非常電話は外線につながりません

 鏑木依音の乗ったエレベーターが止まったのは、残業帰りの午後十一時十八分だった。

 照明が非常灯へ切り替わり、階数表示が消える。

 依音が非常ボタンを押すと、すぐに夫の紘也の声がした。

『依音、落ち着いて。けがはない?』

「どうしてあなたが出るの」

『管理会社から転送された。出張先でも通知を受けられるようにしてあるんだ』

 夫は海外出張中だった。

 声を聞けた安心で、依音は疑わなかった。

 紘也は、救助まで一時間かかると言った。

 その間に酸素が薄くなるかもしれないので、天井の点検口を開けるよう指示した。

「勝手に開けて大丈夫?」

『俺を信じて。左奥に留め金がある。君の身長なら、非常用の手すりへ右足を掛ければ届く』

 依音の身長も、右足首を昔傷めたことも知っている。

 紘也なら当然だった。

 椅子代わりに鞄を積み、手すりへ足を掛けた。

 天井板へ触れたとき、スマートフォンが震えた。

〈紘也:いま空港に着いた。明日の朝には帰れる〉

 依音は画面と非常電話を見比べた。

「紘也、今どこにいるの」

『機械室だよ』

 声はそう答えた。

 さっきまで出張先だと言っていたのに。

 依音は点検口から手を離した。

『どうした。早く開けて』

「本当に紘也なの?」

 受話器の向こうで、短い沈黙があった。

 そのあと、夫と同じ声が笑った。

『昨日、寝室でそれを聞いたときは信じたでしょう』

 依音は息を止めた。

 前夜、夫から届いた音声通話は出張先からだと思っていた。

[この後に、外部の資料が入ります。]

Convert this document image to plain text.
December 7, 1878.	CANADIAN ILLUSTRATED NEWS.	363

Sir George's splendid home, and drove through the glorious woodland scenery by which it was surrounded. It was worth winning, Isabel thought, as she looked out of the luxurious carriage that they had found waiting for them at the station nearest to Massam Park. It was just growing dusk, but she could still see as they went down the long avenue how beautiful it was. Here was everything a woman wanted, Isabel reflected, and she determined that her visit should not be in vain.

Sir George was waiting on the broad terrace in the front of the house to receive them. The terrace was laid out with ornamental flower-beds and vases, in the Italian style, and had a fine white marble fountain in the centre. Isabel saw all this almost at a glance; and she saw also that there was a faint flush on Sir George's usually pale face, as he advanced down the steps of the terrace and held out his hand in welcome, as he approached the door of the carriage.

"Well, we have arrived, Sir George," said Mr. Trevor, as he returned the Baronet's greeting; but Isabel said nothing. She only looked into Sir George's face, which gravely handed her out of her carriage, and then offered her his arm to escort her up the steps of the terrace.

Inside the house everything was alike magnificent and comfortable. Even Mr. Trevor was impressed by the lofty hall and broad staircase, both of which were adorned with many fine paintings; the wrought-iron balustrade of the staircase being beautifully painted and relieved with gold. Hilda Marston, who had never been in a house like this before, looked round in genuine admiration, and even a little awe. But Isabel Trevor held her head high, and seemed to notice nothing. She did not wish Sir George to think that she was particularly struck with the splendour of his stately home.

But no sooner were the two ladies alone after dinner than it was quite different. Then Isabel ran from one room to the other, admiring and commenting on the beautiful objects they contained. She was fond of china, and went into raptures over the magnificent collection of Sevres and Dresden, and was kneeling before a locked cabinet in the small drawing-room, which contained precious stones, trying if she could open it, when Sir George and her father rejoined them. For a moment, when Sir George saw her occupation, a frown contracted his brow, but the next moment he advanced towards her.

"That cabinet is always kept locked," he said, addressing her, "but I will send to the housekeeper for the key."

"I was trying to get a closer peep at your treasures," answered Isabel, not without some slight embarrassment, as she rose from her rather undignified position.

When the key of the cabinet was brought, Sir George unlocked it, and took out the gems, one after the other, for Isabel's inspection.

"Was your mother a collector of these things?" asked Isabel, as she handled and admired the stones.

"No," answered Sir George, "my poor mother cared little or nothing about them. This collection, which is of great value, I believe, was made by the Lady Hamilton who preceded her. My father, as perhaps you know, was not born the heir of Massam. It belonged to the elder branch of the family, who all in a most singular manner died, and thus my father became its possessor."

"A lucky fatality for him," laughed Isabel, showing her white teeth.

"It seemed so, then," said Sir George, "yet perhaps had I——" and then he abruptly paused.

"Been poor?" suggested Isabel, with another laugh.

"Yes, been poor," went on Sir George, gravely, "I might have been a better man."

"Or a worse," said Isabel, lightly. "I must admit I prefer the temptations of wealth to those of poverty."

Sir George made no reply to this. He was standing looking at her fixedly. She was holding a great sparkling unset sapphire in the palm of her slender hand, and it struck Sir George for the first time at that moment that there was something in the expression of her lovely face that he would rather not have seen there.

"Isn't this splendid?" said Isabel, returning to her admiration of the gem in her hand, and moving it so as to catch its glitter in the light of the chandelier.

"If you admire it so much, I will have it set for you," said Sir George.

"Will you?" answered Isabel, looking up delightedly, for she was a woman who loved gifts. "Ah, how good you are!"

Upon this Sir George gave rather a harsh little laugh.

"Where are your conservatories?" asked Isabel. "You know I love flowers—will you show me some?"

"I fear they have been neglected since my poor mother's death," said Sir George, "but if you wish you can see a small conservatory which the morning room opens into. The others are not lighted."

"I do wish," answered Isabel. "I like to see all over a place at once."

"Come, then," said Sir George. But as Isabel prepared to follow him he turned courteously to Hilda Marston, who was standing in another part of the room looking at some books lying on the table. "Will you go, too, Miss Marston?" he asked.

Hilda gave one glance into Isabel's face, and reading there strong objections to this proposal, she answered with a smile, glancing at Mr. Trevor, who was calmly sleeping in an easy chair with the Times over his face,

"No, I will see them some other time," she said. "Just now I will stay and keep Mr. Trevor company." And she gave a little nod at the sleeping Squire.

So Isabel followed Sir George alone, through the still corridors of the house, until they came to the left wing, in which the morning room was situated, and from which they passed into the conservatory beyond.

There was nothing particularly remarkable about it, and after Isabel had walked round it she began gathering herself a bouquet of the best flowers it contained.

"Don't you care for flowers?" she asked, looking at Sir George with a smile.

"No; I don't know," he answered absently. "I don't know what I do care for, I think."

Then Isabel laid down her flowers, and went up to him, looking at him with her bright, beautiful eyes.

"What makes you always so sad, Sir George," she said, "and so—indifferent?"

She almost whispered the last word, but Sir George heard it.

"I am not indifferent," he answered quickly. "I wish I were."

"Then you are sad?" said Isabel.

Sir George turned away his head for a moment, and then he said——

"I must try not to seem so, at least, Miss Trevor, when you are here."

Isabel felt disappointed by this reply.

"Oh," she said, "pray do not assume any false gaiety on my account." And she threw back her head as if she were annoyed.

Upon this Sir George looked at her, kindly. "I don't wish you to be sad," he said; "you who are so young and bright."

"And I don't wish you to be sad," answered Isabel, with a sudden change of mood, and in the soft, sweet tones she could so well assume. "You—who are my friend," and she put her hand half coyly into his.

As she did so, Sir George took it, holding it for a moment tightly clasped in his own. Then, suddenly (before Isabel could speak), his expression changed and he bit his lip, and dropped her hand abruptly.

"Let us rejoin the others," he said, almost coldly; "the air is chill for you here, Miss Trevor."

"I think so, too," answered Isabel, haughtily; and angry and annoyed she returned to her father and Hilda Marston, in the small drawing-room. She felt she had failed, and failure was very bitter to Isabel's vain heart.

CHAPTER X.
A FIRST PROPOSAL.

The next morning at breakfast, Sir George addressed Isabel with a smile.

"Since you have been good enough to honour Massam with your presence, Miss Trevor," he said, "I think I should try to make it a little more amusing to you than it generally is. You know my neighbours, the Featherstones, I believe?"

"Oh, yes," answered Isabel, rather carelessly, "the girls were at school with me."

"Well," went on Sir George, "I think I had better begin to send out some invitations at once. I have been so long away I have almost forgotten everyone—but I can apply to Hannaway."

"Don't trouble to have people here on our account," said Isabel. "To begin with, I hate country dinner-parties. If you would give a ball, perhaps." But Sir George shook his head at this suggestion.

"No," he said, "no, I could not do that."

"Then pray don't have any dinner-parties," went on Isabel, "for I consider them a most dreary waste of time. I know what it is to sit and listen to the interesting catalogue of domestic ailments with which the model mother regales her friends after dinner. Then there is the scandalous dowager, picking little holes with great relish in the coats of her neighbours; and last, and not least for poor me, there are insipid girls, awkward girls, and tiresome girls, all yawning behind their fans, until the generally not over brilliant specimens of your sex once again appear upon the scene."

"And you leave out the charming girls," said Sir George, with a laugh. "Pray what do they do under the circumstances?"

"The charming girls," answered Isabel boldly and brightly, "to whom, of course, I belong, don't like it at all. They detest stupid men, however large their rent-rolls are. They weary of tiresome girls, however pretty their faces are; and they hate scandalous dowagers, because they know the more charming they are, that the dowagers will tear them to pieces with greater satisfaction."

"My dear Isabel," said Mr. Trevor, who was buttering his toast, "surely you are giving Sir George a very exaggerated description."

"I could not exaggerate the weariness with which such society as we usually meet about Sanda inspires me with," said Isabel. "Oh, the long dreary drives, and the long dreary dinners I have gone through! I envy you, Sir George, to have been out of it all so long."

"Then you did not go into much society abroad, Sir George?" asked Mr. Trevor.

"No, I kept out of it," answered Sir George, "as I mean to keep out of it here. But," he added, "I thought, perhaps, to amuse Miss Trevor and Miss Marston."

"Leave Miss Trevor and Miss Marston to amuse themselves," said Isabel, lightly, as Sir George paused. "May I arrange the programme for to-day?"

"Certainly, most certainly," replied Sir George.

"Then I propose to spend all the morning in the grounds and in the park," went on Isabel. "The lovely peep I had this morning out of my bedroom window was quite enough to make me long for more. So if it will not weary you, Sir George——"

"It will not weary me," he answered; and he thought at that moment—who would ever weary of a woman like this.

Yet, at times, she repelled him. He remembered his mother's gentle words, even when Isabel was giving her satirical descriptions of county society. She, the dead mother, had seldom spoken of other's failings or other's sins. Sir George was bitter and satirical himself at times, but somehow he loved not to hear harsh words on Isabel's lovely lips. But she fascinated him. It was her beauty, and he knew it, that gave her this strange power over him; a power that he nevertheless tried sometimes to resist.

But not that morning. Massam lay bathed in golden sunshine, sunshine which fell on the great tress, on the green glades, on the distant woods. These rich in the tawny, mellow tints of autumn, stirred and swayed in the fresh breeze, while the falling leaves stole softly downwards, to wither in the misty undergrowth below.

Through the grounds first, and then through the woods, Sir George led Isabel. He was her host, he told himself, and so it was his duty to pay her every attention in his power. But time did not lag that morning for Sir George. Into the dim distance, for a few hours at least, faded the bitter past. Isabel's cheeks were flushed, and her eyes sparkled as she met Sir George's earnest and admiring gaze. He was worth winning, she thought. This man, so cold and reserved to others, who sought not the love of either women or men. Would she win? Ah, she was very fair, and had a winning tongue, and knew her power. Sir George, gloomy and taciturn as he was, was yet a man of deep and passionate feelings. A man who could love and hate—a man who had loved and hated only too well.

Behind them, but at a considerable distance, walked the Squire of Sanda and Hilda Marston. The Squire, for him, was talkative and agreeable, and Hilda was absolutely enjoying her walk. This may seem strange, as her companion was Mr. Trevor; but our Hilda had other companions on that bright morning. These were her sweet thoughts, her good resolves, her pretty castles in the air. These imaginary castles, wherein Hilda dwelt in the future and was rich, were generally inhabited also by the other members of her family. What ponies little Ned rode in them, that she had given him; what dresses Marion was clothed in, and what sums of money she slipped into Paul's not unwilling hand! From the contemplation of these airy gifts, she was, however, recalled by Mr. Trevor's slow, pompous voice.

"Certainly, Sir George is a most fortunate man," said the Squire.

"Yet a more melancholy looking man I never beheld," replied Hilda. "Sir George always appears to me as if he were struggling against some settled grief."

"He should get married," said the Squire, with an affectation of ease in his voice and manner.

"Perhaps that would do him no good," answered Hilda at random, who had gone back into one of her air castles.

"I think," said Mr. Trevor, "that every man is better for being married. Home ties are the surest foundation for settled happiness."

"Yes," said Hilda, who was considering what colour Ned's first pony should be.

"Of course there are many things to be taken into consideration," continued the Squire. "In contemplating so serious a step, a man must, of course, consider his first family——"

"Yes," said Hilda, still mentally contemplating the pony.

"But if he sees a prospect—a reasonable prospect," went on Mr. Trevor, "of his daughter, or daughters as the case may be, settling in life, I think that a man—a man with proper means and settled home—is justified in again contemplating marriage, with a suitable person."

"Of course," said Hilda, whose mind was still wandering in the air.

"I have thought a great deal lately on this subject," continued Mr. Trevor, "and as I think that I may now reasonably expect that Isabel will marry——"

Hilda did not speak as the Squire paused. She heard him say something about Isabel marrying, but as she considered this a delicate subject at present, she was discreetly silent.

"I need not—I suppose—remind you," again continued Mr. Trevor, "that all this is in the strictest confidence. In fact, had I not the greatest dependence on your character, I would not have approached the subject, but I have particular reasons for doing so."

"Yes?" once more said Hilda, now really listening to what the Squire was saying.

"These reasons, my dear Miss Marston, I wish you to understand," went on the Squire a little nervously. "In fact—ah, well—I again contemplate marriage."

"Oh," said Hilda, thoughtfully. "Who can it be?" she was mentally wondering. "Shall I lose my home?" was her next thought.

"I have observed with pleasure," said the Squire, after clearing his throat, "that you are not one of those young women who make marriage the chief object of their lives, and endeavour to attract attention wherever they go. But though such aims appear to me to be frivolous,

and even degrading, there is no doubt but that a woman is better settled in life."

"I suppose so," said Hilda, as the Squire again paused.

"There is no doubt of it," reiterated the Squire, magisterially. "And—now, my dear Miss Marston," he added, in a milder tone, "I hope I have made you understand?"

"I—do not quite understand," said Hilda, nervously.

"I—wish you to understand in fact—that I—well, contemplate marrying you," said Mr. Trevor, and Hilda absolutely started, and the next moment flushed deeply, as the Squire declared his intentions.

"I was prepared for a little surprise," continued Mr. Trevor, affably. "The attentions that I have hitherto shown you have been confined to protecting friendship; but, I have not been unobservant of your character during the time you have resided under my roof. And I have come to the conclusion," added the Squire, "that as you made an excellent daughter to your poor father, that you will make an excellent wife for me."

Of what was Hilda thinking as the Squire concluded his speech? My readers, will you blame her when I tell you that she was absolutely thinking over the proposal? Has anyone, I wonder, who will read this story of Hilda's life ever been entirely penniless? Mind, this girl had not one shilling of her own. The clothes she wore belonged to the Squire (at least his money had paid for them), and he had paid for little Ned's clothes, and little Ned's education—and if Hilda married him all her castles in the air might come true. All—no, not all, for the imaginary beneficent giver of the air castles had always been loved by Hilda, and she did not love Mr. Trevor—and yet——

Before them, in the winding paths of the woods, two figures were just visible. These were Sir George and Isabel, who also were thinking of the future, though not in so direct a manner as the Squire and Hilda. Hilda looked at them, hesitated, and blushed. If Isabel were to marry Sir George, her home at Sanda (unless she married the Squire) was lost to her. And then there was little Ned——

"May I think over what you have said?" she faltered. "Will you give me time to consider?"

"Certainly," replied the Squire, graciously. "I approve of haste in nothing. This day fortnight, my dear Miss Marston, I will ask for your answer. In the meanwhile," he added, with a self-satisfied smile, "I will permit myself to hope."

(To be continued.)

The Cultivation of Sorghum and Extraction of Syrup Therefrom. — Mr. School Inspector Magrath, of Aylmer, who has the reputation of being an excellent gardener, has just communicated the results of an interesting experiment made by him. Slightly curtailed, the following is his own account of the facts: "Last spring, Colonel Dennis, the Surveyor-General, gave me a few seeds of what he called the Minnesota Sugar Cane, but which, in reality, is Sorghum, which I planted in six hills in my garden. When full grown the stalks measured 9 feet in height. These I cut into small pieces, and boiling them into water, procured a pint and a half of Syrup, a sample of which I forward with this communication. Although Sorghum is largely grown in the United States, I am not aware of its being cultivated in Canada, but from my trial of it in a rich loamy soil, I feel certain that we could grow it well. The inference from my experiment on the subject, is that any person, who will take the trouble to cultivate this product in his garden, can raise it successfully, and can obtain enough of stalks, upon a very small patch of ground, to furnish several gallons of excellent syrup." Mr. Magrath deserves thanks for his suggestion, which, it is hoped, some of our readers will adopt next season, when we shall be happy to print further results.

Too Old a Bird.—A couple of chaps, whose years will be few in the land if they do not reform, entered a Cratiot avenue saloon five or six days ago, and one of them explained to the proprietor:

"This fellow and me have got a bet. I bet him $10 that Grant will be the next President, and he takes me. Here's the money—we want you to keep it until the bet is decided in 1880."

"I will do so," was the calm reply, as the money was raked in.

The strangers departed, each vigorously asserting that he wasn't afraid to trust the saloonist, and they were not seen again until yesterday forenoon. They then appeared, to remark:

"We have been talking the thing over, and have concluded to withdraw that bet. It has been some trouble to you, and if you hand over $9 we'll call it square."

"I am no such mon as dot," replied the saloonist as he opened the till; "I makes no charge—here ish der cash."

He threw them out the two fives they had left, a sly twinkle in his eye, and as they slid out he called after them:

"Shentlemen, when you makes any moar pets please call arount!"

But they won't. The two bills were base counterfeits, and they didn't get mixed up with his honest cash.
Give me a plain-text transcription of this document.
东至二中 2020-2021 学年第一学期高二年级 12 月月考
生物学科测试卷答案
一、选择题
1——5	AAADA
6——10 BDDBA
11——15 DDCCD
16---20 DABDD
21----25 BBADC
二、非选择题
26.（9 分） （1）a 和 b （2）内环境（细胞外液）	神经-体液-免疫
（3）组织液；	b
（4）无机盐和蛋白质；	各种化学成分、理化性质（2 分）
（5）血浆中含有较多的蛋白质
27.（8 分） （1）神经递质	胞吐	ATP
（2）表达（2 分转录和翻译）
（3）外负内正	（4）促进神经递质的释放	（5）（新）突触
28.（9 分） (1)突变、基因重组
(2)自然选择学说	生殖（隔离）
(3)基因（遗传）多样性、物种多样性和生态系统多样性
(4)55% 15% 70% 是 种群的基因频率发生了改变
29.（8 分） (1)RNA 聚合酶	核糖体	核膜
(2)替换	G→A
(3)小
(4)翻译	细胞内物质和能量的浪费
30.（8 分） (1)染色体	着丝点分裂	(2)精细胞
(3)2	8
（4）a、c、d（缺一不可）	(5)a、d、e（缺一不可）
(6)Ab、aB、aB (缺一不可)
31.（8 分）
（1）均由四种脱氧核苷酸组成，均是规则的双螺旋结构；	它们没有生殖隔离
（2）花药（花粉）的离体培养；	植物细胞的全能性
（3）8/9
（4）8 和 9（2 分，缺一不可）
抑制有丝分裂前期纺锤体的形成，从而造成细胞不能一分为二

寝る前に戸締まりを確認してほしいと言われ、玄関、浴室、クローゼットを映しながら部屋を歩いた。

『君の家は、天井裏が広いね』

 頭上で何かが這った。

 点検口の隙間から、細い金属工具が差し込まれる。

 内側の留め金が、少しずつ持ち上がった。

 依音は非常ボタンを連打した。

 別の声は応答しない。

 スマートフォンに、建物管理会社から一斉通知が届いた。

〈重要:機械室への不正侵入を確認しました〉

〈各エレベーターの非常電話は、機械室との専用回線です。外線転送機能はありません〉

 天井板が数センチ開いた。

 暗い隙間から、夫の声が降ってきた。